RASHI (3a, DH Havah Amina) apparently disregards this exception to the rule of "Kol she'Eino Oleh l'Yibum...." Rashi writes that the Halachah of "Choletzes v'Lo Misyabemes" (she must do Chalitzah and may not do Yibum) applies only when the woman is forbidden to the Yavam due to a Safek Isur. He mentions no other case in which "Choletzes v'Lo Misyabemes" applies. It is understandable why Rashi omits the second category mentioned above, a case in which the Chachamim prohibited Yibum, as Rashi refers only to situations of "Choletzes v'Lo Misyabemes" which are mid'Oraisa and the only such case is a Safek Isur. REBBI AKIVA EIGER (in Gilyon ha'Shas) questions why Rashi ignores the cases of women who are forbidden to their Yavam because of a Chiyuv Aseh. In such cases, the Mitzvah of Yibum does not override the Isur and yet she is still required to do Chalitzah because of the verse, "Yevimto."
Perhaps the answer is that Rashi follows his own opinion as expressed elsewhere (Yevamos 9a, Sanhedrin 53a). Rashi maintains that when an Isur Lav prohibits a woman to the Yavam, she is prohibited mid'Oraisa from doing Yibum. That is, the principle of "Aseh Docheh Lo Ta'aseh" does not apply to a case of Yibum. According to Rashi, if the Yavam transgresses the Chiyuv Lav or Chiyuv Aseh and has relations with the Yevamah, b'Di'eved the Yibum takes effect and he is Koneh her (see Insights to Yevamos 20:4). Although he transgressed an Isur, the Yibum takes effect (as Tosfos says with regard to Yibum with a Nidah, as mentioned above). Hence, she is considered "Oleh l'Yibum," and that is why she does Chalitzah.

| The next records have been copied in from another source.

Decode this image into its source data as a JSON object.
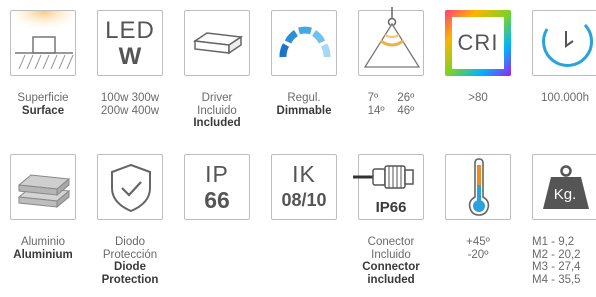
{
  "row1": {
    "surface": {
      "line1": "Superficie",
      "line2": "Surface"
    },
    "led": {
      "top": "LED",
      "bottom": "W",
      "line1": "100w 300w",
      "line2": "200w 400w"
    },
    "driver": {
      "line1": "Driver",
      "line2": "Incluido",
      "line3": "Included"
    },
    "dimmable": {
      "line1": "Regul.",
      "line2": "Dimmable"
    },
    "angle": {
      "line1": "7º      26º",
      "line2": "14º    46º"
    },
    "cri": {
      "text": "CRI",
      "line1": ">80"
    },
    "hours": {
      "line1": "100.000h"
    }
  },
  "row2": {
    "aluminium": {
      "line1": "Aluminio",
      "line2": "Aluminium"
    },
    "diode": {
      "line1": "Diodo",
      "line2": "Protección",
      "line3": "Diode",
      "line4": "Protection"
    },
    "ip": {
      "top": "IP",
      "bottom": "66"
    },
    "ik": {
      "top": "IK",
      "bottom": "08/10"
    },
    "connector": {
      "badge": "IP66",
      "line1": "Conector",
      "line2": "Incluido",
      "line3": "Connector",
      "line4": "included"
    },
    "temp": {
      "line1": "+45º",
      "line2": "-20º"
    },
    "weight": {
      "badge": "Kg.",
      "lines": [
        "M1 - 9,2",
        "M2 - 20,2",
        "M3 - 27,4",
        "M4 - 35,5"
      ]
    }
  },
  "colors": {
    "border": "#bdbdbd",
    "accent_blue": "#29a3dc",
    "text": "#4a4a4a"
  }
}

This explains why Rashi does not list the cases of Chiyuv Lav and Chiyuv Aseh as cases of "Choletzes v'Lo Misyabemes"; Rashi refers only to cases where Yibum may not be done and where, b'Di'eved, if Yibum was done it does not take effect.
(e) ME'UBERES. Rava (36a) states that if Yibum may not be done with a pregnant Yevamah, Chalitzah also may not be done with her because she is not "Oleh l'Yibum." RAV ELCHANAN WASSERMAN (Kovetz He'oros 38:2) points out that this is not the classic case of "Kol she'Eino Oleh l'Yibum, Eino Oleh l'Chalitzah," because after the baby is found to be a stillborn certainly Yibum and Chalitzah may be done. Since the obligation of Yibum exists at that time, obviously Zikah of Yibum exists retroactively from the moment the Yevamah fell to Yibum when her husband died. This is also evident from the fact that the Yavam is not obligated to bring a Korban Chatas if he had relations with the Yevamah before her baby was found to be a stillborn (see Insights to Yevamos 35:2). Nevertheless, since he cannot actually have relations with her now, she is considered "Eino Oleh l'Yibum." This is why Rashi explains the principle of "Kol she'Eino Oleh" slightly differently in that Sugya.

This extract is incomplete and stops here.